While traditional tension control can manage in-plane (forward and backward) oscillations, it is ineffective against out-of-plane (sideways) movements. The electrodynamic force, however, can suppress these out-of-plane librations, providing full three-dimensional control of the system without needing additional thrusters.
The Role of the NMPC Controller
To manage these complex interactions, the researchers developed a Nonlinear Model Predictive Control (NMPC) strategy. This advanced control system continuously calculates the optimal adjustments for both the tether current and tension.
The NMPC's goal is to transport the climber to its destination efficiently while keeping the system stable. It accounts for multiple constraints, such as the maximum allowable current, tether tension limits, and the desired final position of the climber. The controller's design prioritizes maximizing the power generated by the electrodynamic force to accelerate the climber's movement.
Successful Simulation Results
The feasibility of the PSE-EDT concept and the effectiveness of the NMPC controller were tested through two detailed numerical simulations: an upward-moving case and a downward-moving case. The system parameters for the simulation included a 20-kilometer initial tether length and a total climber and end-body mass of 200 kg.
Upward Cargo Transport
In the upward-moving simulation, the goal was to move the climber from a position 90% down the tether to just 10% from the main satellite. The simulation ran for a duration corresponding to approximately 13 hours (dimensionless time τf=50).
"The simulation results manifest that the appealing clean technology is feasible to long space cargo transportations without the requirements of chemical propellant and additional thrusters," the authors state in the paper.
The results showed that the NMPC controller successfully guided the climber to its target position. Importantly, it also suppressed both pitch (in-plane) and roll (out-of-plane) angle oscillations, keeping them within safe, predefined limits. The tether current was actively managed throughout the climb and reduced to zero once the final state was reached.
Downward Cargo Transport
The downward-moving case simulated transporting cargo from a higher position (10% from the main satellite) to a lower one (90% from the main satellite). This mission was completed in a shorter duration of about 7.9 hours (dimensionless time τf=30).

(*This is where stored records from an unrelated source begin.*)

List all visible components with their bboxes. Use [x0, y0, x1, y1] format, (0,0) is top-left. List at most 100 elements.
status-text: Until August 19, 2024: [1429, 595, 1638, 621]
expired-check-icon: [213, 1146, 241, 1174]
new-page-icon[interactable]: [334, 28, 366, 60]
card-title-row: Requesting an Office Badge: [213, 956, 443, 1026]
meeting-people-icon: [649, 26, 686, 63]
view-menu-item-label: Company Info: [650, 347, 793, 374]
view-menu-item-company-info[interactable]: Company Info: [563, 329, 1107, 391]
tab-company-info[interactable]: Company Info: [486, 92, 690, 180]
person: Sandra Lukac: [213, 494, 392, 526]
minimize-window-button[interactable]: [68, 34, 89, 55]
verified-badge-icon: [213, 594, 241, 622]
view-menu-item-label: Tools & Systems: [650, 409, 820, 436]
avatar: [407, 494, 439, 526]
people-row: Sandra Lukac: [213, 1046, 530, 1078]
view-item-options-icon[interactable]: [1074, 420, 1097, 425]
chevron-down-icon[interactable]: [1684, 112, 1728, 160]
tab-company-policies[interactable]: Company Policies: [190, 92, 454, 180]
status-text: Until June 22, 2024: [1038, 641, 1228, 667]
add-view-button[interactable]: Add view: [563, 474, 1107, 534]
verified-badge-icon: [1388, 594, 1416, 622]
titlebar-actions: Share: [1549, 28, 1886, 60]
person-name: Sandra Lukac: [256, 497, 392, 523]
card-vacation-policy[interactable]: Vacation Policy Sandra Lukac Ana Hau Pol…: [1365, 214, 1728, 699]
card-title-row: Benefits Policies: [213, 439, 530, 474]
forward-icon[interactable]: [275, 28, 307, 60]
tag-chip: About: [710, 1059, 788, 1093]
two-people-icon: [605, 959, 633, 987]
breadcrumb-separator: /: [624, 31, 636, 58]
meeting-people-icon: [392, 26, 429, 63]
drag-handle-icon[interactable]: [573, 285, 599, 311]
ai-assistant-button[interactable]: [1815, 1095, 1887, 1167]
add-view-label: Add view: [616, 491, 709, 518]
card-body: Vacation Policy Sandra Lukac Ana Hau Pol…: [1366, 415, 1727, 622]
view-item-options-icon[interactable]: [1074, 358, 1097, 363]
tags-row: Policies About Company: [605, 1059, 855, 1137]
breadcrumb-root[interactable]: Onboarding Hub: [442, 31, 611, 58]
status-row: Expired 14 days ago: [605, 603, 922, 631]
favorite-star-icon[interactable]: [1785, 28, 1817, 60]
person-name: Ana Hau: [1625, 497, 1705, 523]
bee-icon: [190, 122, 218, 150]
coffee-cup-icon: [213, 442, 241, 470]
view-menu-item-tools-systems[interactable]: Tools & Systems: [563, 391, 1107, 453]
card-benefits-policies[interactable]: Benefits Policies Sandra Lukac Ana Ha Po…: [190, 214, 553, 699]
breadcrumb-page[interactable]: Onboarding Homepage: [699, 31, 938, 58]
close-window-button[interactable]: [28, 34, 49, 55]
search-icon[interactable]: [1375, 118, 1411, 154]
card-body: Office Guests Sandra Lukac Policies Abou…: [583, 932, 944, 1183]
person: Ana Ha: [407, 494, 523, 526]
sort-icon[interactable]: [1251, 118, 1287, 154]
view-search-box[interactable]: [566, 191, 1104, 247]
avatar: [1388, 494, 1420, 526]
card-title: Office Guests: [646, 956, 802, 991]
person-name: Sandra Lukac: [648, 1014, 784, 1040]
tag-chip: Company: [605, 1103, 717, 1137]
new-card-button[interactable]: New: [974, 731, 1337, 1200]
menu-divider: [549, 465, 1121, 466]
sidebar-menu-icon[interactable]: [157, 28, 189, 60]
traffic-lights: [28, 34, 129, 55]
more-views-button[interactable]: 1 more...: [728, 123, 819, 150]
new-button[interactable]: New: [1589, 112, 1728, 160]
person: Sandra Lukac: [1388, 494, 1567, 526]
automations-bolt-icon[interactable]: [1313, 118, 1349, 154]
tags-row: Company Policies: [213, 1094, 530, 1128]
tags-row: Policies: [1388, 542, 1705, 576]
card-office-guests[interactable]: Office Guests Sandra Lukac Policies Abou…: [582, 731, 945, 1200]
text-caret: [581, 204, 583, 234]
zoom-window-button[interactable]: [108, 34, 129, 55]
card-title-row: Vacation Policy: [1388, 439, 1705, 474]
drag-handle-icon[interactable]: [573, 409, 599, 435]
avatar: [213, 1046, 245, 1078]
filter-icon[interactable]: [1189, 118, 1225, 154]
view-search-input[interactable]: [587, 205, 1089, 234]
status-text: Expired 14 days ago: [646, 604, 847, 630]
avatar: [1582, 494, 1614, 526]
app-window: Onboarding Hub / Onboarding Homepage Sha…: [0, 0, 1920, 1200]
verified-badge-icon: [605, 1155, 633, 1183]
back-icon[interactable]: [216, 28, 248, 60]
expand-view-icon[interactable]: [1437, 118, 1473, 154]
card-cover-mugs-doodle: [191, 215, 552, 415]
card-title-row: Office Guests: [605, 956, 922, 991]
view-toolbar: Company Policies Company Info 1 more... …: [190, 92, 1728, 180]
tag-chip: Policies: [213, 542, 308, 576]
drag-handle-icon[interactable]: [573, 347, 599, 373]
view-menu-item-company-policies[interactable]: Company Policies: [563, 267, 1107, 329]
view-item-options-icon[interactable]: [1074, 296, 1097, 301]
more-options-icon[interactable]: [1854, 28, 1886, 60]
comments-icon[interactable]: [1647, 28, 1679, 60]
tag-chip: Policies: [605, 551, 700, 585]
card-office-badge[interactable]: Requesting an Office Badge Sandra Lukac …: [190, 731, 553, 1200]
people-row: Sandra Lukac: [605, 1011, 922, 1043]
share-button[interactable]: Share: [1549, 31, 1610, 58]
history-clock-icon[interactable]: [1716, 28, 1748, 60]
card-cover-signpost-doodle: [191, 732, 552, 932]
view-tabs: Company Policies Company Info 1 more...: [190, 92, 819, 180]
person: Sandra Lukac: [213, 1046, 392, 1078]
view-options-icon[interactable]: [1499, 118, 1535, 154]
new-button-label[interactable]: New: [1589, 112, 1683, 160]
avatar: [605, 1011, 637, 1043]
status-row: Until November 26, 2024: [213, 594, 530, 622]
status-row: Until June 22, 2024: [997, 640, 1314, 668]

Similar to the upward case, the controller effectively managed the system's dynamics. The tether lengths were adjusted smoothly until they reached their target values, and all libration angles were stabilized. This confirmed the system's capability to perform controlled de-orbiting maneuvers for cargo return missions.
Future of Space Transportation
The research presents a compelling case for the PSE-EDT system as a clean, sustainable, and low-cost technology for future in-space logistics. By combining the advantages of space elevators and electrodynamic tethers, this novel concept could revolutionize how we build and maintain large structures in orbit, such as space stations, fuel depots, or manufacturing facilities.
The authors acknowledge that the current model is based on simplified assumptions, such as massless tethers and a uniform geomagnetic field. Future work will involve creating more complex models that account for tether flexibility, satellite attitude, and a more accurate representation of Earth's magnetic field to further refine the system's design and control strategies.